FIG. 1 is a side view of the vicinity of the valve according to the first embodiment of the present invention, and FIG.
FIG. 3 is a circuit diagram of the electrodeless discharge lamp device according to the first embodiment of the above, FIG.
FIG. 4 is a block diagram of the second embodiment, and FIG. 4 is a third embodiment of the same.
FIG. 5, FIG. 5 is a block diagram of a conventional example, and FIG. 6 is a circuit diagram of a conventional electrodeless discharge lamp device. 1 is a power supply, 2 is an oscillation circuit, 3 is a bulb, and 4a and 4b are external. Electrodes, 5 are diffusion gloves, Ca and Cb are variable capacitors, R, G and B are red and green respectively.
It is a phosphor of blue emission color.

Claims (1)

[Claims] 1. An oscillating circuit which receives a power supply from a power source to generate a high frequency voltage, a valve in which a metal vapor such as a rare gas or mercury is sealed as a discharge gas, and at least a pair of external electrodes provided outside the valve. And applying the high-frequency voltage between the external electrodes to cause discharge in the bulb, and converting ultraviolet rays generated by the discharge into visible light by the phosphor coated on the inner wall surface of the bulb.
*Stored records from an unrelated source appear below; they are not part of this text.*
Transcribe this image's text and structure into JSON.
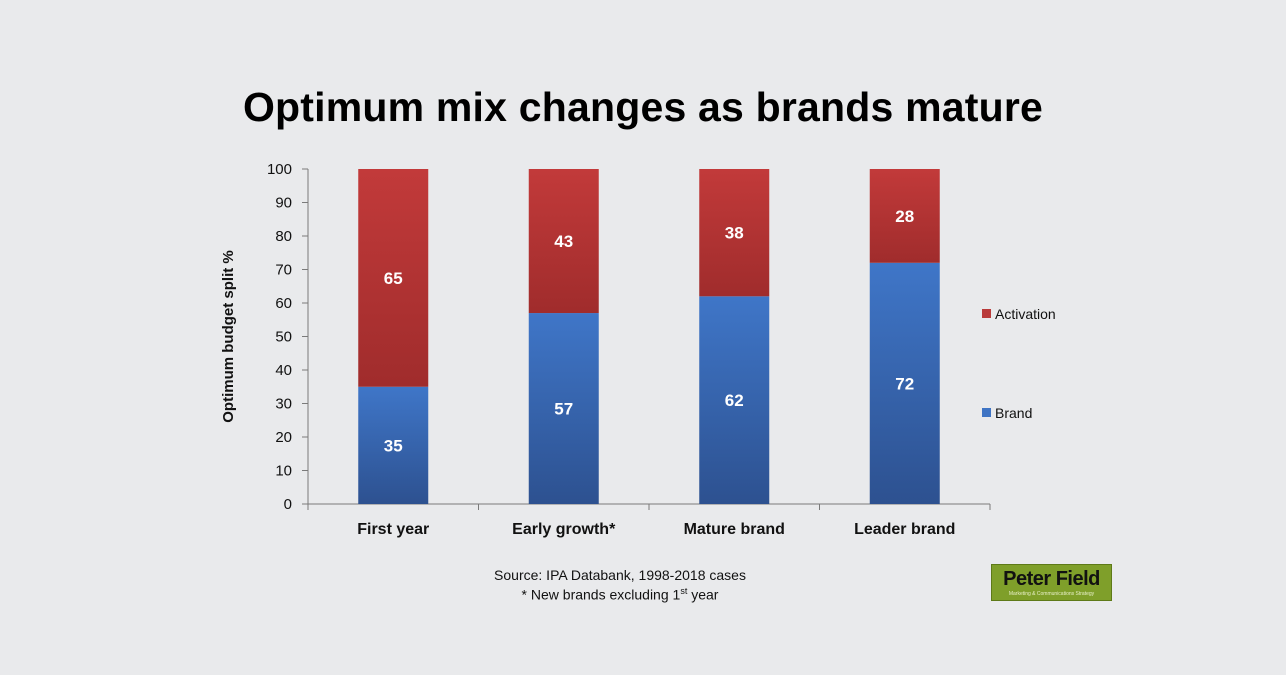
{
  "title": "Optimum mix changes as brands mature",
  "footnote": {
    "source": "Source: IPA Databank, 1998-2018 cases",
    "note_prefix": "* New brands excluding 1",
    "note_sup": "st",
    "note_suffix": " year"
  },
  "logo": {
    "name": "Peter Field",
    "tagline": "Marketing & Communications Strategy"
  },
  "chart_data": {
    "type": "bar",
    "stacked": true,
    "title": "Optimum mix changes as brands mature",
    "xlabel": "",
    "ylabel": "Optimum budget split %",
    "ylim": [
      0,
      100
    ],
    "yticks": [
      0,
      10,
      20,
      30,
      40,
      50,
      60,
      70,
      80,
      90,
      100
    ],
    "grid": false,
    "legend_position": "right",
    "categories": [
      "First year",
      "Early growth*",
      "Mature brand",
      "Leader brand"
    ],
    "series": [
      {
        "name": "Brand",
        "values": [
          35,
          57,
          62,
          72
        ],
        "color": "#3f74c4"
      },
      {
        "name": "Activation",
        "values": [
          65,
          43,
          38,
          28
        ],
        "color": "#b93a3a"
      }
    ],
    "legend_order": [
      "Activation",
      "Brand"
    ]
  }
}
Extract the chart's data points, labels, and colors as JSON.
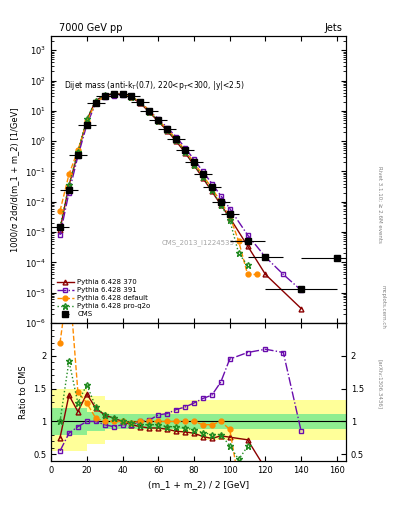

In the electrode discharge lamp device, two or more kinds of phosphors having different emission colors are applied to the inner wall surface of the bulb, and the high frequency potential of each of the pair of outer electrodes is relatively changed to cause the light emission in the bulb. An electrodeless discharge lamp device, wherein the oscillation circuit is provided with a light emission center moving means for moving the center position.